Докладывал Штрипке. С немецкой пунктуальностью он перечислял разные итоги, детали, говорил о выработанных человеко-часах, об израсходованных материалах, демонстрировал диаграмму работы всего депо. Жирная красная линия решительно взбиралась вверх.

Экспансивному Вейсу наскучила скрупулезная пунктуальность Штрипке, он перебил его:

— Вы нам скажите, как обстоит дело с паровозами.

— О, с паровозами! Это самое главное, чем я хотел под конец обрадовать вас. За эту неделю не только выполнен наш план по графику, но мы выпустили сверх плана два паровоза. И, надо сказать, мы тут… до известной степени обязаны господину инженеру Заслонову…

— А чем вы обязаны уважаемому господину Заслонову? — перебил его Кох, которому наскучили все эти технические выкрутасы, как он выражался. Сидя в углу комнаты, он приглядывался к русскому инженеру, который здесь присутствовал и принимал участие в совещании.

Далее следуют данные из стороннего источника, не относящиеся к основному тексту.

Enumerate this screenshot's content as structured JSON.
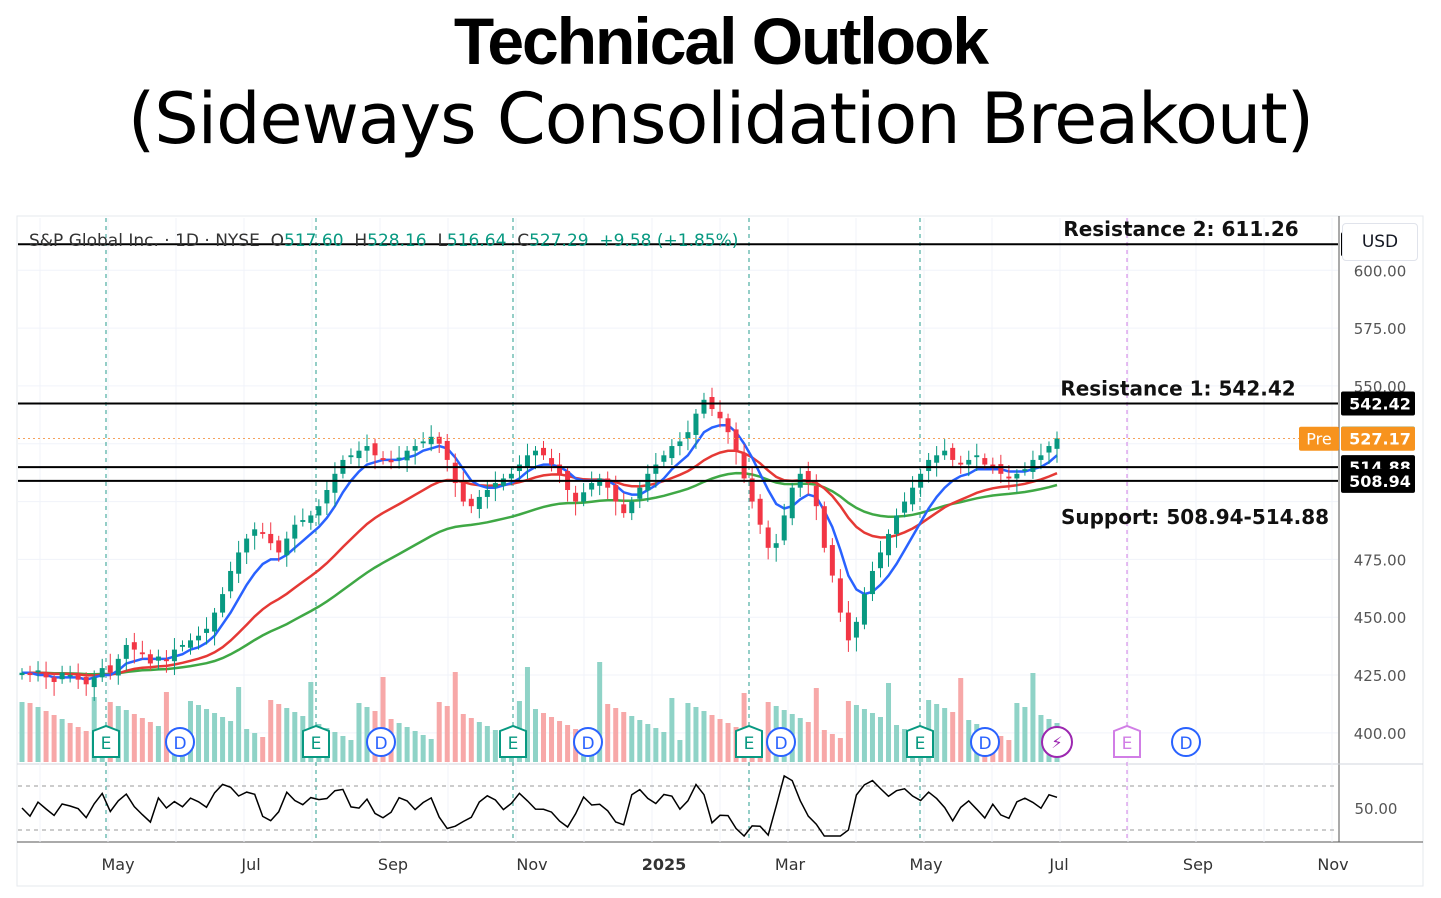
{
  "title": "Technical Outlook",
  "subtitle": "(Sideways Consolidation Breakout)",
  "legend": {
    "symbol": "S&P Global Inc. · 1D · NYSE",
    "o_label": "O",
    "open": "517.60",
    "h_label": "H",
    "high": "528.16",
    "l_label": "L",
    "low": "516.64",
    "c_label": "C",
    "close": "527.29",
    "change": "+9.58 (+1.85%)"
  },
  "currency_button": "USD",
  "chart_data": {
    "type": "candlestick",
    "y_range": [
      390,
      620
    ],
    "y_ticks": [
      "600.00",
      "575.00",
      "550.00",
      "475.00",
      "450.00",
      "425.00",
      "400.00"
    ],
    "x_ticks": [
      "May",
      "Jul",
      "Sep",
      "Nov",
      "2025",
      "Mar",
      "May",
      "Jul",
      "Sep",
      "Nov"
    ],
    "levels": [
      {
        "label": "Resistance 2: 611.26",
        "value": 611.26,
        "tag": "611.26"
      },
      {
        "label": "Resistance 1: 542.42",
        "value": 542.42,
        "tag": "542.42"
      },
      {
        "label": "Support: 508.94-514.88",
        "value": 514.88,
        "tag": "514.88"
      },
      {
        "label": "",
        "value": 508.94,
        "tag": "508.94"
      }
    ],
    "last_price": {
      "value": 527.29,
      "tag": "527.29"
    },
    "premarket": {
      "label": "Pre",
      "value": 527.17,
      "tag": "527.17"
    },
    "closes": [
      426,
      425,
      427,
      424,
      422,
      426,
      425,
      423,
      421,
      424,
      428,
      426,
      432,
      438,
      436,
      434,
      430,
      433,
      431,
      436,
      438,
      440,
      442,
      445,
      452,
      460,
      470,
      478,
      484,
      488,
      486,
      482,
      478,
      484,
      490,
      492,
      494,
      498,
      505,
      512,
      518,
      520,
      522,
      524,
      520,
      518,
      517,
      519,
      522,
      524,
      526,
      528,
      525,
      518,
      508,
      500,
      498,
      502,
      505,
      508,
      510,
      512,
      516,
      520,
      522,
      520,
      516,
      512,
      505,
      500,
      504,
      508,
      510,
      506,
      500,
      495,
      500,
      506,
      512,
      516,
      520,
      524,
      526,
      530,
      538,
      544,
      540,
      536,
      530,
      522,
      510,
      500,
      490,
      480,
      482,
      494,
      506,
      512,
      508,
      498,
      480,
      468,
      452,
      440,
      448,
      460,
      470,
      478,
      486,
      494,
      500,
      506,
      512,
      518,
      520,
      522,
      518,
      516,
      518,
      520,
      516,
      515,
      512,
      510,
      512,
      514,
      518,
      520,
      524,
      527.29
    ],
    "ema_fast": [
      426,
      426,
      425,
      425,
      424,
      424,
      424,
      424,
      423,
      424,
      425,
      425,
      427,
      430,
      431,
      432,
      432,
      432,
      432,
      433,
      434,
      436,
      437,
      439,
      442,
      447,
      452,
      458,
      464,
      469,
      473,
      475,
      475,
      477,
      480,
      483,
      486,
      489,
      493,
      498,
      504,
      509,
      513,
      516,
      517,
      518,
      518,
      518,
      519,
      520,
      522,
      523,
      524,
      523,
      519,
      514,
      509,
      507,
      506,
      506,
      507,
      508,
      510,
      513,
      515,
      516,
      516,
      515,
      513,
      510,
      509,
      509,
      509,
      509,
      507,
      504,
      503,
      503,
      505,
      507,
      510,
      514,
      517,
      520,
      525,
      530,
      532,
      533,
      533,
      530,
      525,
      519,
      512,
      505,
      499,
      497,
      498,
      501,
      503,
      502,
      496,
      489,
      479,
      468,
      462,
      460,
      461,
      464,
      468,
      473,
      479,
      485,
      491,
      497,
      502,
      506,
      509,
      511,
      512,
      514,
      514,
      514,
      514,
      513,
      513,
      513,
      514,
      515,
      517,
      520
    ]
  }
}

— Чем обязан? — немного растерялся Штрипке. — Ну… он знает свое дело. Он мобилизовал рабочих, заставил их работать… да… да…

— А где же были вы, уважаемый Штрипке? Почему раньше у вас был полный хаос в депо, никакого порядка, никакого сдвига?

— Простите, господин комиссар, уважаемый шеф не мог сразу поднять все депо. Это не приходит в день-другой. Надо было собрать рабочих, отремонтировать станки. Надо было…

— До чего мы дожили, господин комендант! — иронически воскликнул Кох. — Нашего инженера защищает русский работник. Наш инженер, видимо, находится под влиянием русского. Наш инженер забывает о том, что он немец! А немец, как сказал фюрер, все может… Он может и обязан преодолеть любые преграды!

— Уважаемый Кох, прошу вас, для всего нашего дела, бросьте вы эти упреки… Мне дозарезу нужны паровозы, понимаете, па-а-ро-о-во-зы. Вот, прочтите, пожалуйста!

С жестом отчаяния, сморщившись, как от зубной боли, Вейс передал Коху очередную телеграмму ставки, в которой под самую суровую ответственность приказывалось во что бы то ни стало не только сохранить пропускную способность дорог, но и повысить ее всеми возможными и невозможными средствами.

— Иначе наше наступление может сорваться!

— Господин комендант! — предостерегающе молвил Кох, взглядом указывая на Заслонова.

— Ах, бросьте! — поняв его, проговорил Вейс. — Наше очередное наступление — не тайна. Об этом известно из газет, радио, из наших приказов и листовок.

И затем, уже обращаясь к Заслонову:

— Я искренне скажу вам, что я рад! Я не ошибся тогда, приняв вас на работу. И я… что тут приказывать… я просто прошу вас, как своего человека, приложить все силы, чтобы дать больше паровозов, поднять все паровозы.

— Я не собираюсь давать вам какие-нибудь торжественные клятвы, скажу лишь: мы поднимем паровозы, да, поднимем. Честное слово русского инженера, поднимем… Об этом говорят результаты моей теперешней работы, об этом скажет и моя работа в будущем.

— Я не сомневаюсь в этом. Мы с вами поднимем паровозный парк!

— Да, поднимем!

Говорили еще о разных делах. Заслонов жаловался на отсутствие необходимого металла, на недостаточное число квалифицированных рабочих.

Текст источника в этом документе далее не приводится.